Culture and Controversy in the Homeschooling Movement

Mitchell L. Stevens

More than one million American children are schooled by their parents. As their ranks grow, home schoolers are making headlines by winning national spelling bees and excelling at elite universities. The few studies conducted suggest that homeschooled children are academically successful and remarkably well socialized. Yet we still know little about this alternative to one of society's most fundamental institutions. Beyond a vague notion of children reading around the kitchen table, we don't know what home schooling looks like from the inside.

Sociologist Mitchell Stevens goes behind the scenes of the homeschool movement and into the homes and meetings of home schoolers. What he finds are two very different kinds of home education--one rooted in the liberal alternative school movement of the 1960s and 1970s and one stemming from the Christian day school movement of the same era. Stevens explains how this dual history shapes the meaning and practice of home schooling today. In the process, he introduces us to an unlikely mix of parents (including fundamentalist Protestants, pagans, naturalists, and educational radicals) and notes the core values on which they agree: the sanctity of childhood and the primacy of family in the face of a highly competitive, bureaucratized society.

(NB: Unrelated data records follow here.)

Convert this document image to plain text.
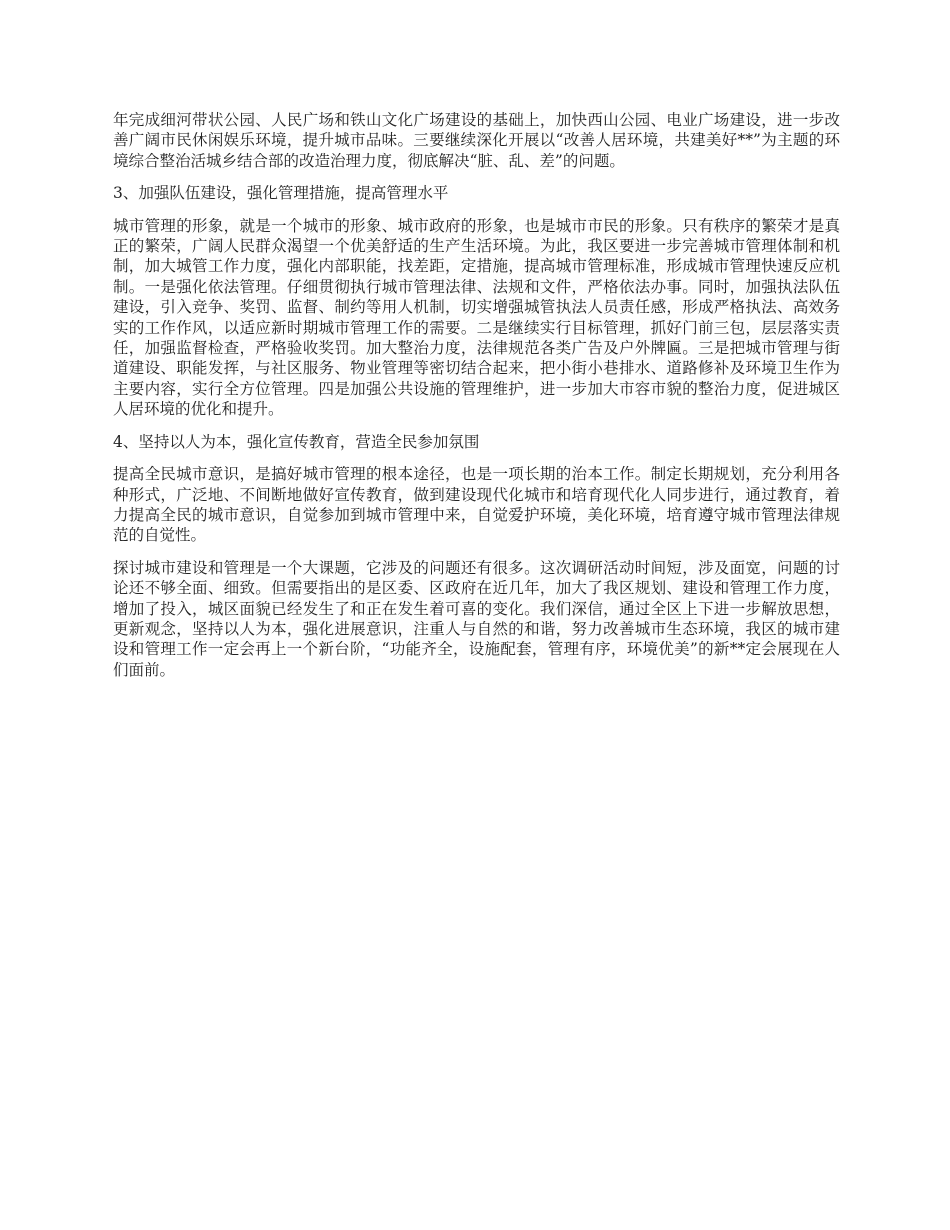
年完成细河带状公园、人民广场和铁山文化广场建设的基础上，加快西山公园、电业广场建设，进一步改善广阔市民休闲娱乐环境，提升城市品味。三要继续深化开展以“改善人居环境，共建美好**”为主题的环境综合整治活城乡结合部的改造治理力度，彻底解决“脏、乱、差”的问题。

3、加强队伍建设，强化管理措施，提高管理水平

城市管理的形象，就是一个城市的形象、城市政府的形象，也是城市市民的形象。只有秩序的繁荣才是真正的繁荣，广阔人民群众渴望一个优美舒适的生产生活环境。为此，我区要进一步完善城市管理体制和机制，加大城管工作力度，强化内部职能，找差距，定措施，提高城市管理标准，形成城市管理快速反应机制。一是强化依法管理。仔细贯彻执行城市管理法律、法规和文件，严格依法办事。同时，加强执法队伍建设，引入竞争、奖罚、监督、制约等用人机制，切实增强城管执法人员责任感，形成严格执法、高效务实的工作作风，以适应新时期城市管理工作的需要。二是继续实行目标管理，抓好门前三包，层层落实责任，加强监督检查，严格验收奖罚。加大整治力度，法律规范各类广告及户外牌匾。三是把城市管理与街道建设、职能发挥，与社区服务、物业管理等密切结合起来，把小街小巷排水、道路修补及环境卫生作为主要内容，实行全方位管理。四是加强公共设施的管理维护，进一步加大市容市貌的整治力度，促进城区人居环境的优化和提升。

4、坚持以人为本，强化宣传教育，营造全民参加氛围

提高全民城市意识，是搞好城市管理的根本途径，也是一项长期的治本工作。制定长期规划，充分利用各种形式，广泛地、不间断地做好宣传教育，做到建设现代化城市和培育现代化人同步进行，通过教育，着力提高全民的城市意识，自觉参加到城市管理中来，自觉爱护环境，美化环境，培育遵守城市管理法律规范的自觉性。

探讨城市建设和管理是一个大课题，它涉及的问题还有很多。这次调研活动时间短，涉及面宽，问题的讨论还不够全面、细致。但需要指出的是区委、区政府在近几年，加大了我区规划、建设和管理工作力度，增加了投入，城区面貌已经发生了和正在发生着可喜的变化。我们深信，通过全区上下进一步解放思想，更新观念，坚持以人为本，强化进展意识，注重人与自然的和谐，努力改善城市生态环境，我区的城市建设和管理工作一定会再上一个新台阶，“功能齐全，设施配套，管理有序，环境优美”的新**定会展现在人们面前。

Kingdom of Children aptly places home schoolers within longer traditions of American social activism. It reveals that home schooling is not a random collection of individuals but an elaborate social movement with its own celebrities, networks, and characteristic lifeways. Stevens shows how home schoolers have built their philosophical and religious convictions into the practical structure of the cause, and documents the political consequences of their success at doing so.

Ultimately, the history of home schooling serves as a parable about the organizational strategies of the progressive left and the religious right since the 1960s.Kingdom of Children shows what happens when progressive ideals meet conventional politics, demonstrates the extraordinary political capacity of conservative Protestantism, and explains the subtle ways in which cultural sensibility shapes social movement outcomes more generally.